Karl Wilhelm Göttling (January 19, 1793 – January 20, 1869) was a German philologist born in Jena. He was the son of chemist Johann Friedrich August Göttling (1753–1820).

He studied philology in Jena and Berlin, and from 1816 taught classes at the Gymnasium in Rudolstadt. In 1819 he became director of the Neuwied Gymnasium, and in 1822 was appointed associate professor of philology at the University of Jena. At Jena he was also director of the philological seminary (from 1826) and university librarian, and in 1831 attained the title of full professor. During his academic career he participated in several study trips to Italy, Sicily, Greece, et al., and in 1852 accompanied Ludwig Preller (1809–1861) and Hermann Theodor Hettner (1821–1882) on a journey to Greece and Constantinople.

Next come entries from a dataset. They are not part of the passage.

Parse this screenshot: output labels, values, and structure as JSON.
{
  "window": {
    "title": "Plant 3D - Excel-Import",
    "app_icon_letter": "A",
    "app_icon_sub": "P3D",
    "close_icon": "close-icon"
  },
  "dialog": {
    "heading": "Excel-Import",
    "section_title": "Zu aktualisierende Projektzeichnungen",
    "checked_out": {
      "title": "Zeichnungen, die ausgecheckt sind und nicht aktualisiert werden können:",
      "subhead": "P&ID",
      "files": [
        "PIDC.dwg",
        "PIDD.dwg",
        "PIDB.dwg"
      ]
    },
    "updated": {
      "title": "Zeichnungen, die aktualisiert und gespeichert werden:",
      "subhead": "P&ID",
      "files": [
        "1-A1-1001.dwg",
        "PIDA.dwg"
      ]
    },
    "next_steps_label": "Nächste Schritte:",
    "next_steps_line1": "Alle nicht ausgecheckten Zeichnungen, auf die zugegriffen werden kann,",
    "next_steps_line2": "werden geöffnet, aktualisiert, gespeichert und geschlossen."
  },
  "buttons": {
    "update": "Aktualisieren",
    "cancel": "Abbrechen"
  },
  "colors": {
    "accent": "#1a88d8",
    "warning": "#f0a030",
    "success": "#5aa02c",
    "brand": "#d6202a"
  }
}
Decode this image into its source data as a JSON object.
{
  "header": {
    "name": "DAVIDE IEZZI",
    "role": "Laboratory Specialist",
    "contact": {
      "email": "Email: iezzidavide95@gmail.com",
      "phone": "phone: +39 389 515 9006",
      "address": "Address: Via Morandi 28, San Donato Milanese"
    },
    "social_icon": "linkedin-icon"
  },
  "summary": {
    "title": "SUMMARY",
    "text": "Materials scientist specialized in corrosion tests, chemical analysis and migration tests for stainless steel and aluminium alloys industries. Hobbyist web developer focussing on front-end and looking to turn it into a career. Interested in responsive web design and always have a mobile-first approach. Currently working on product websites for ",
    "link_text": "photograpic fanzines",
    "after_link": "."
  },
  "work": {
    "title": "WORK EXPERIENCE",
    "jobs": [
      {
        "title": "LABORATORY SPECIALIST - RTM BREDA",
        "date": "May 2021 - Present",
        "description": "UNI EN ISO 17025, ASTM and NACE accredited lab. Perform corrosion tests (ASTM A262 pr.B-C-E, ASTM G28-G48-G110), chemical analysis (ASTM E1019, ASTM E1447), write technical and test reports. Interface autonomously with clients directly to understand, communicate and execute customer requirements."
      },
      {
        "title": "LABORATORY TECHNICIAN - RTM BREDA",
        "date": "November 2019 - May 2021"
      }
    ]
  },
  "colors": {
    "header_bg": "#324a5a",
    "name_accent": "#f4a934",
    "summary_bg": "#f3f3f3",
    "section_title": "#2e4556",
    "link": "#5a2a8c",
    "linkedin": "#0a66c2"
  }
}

Among his more important writings were editions of Aristotle's Politica (1824) and Oeconomicus (1830), as well as editions of the poet Hesiod. In the field of Greek grammar he published Theodosii Alexandrini grammatica (1822) and Allgemeine Lehre vom Akzent der griechischen Sprache (1835). His smaller works were for the most part combined in Gesammelte Abhandlungen aus dem klassischen Altertum (Collected Treatises from Classical Antiquity, two volumes) and Opuscula Academica (1869).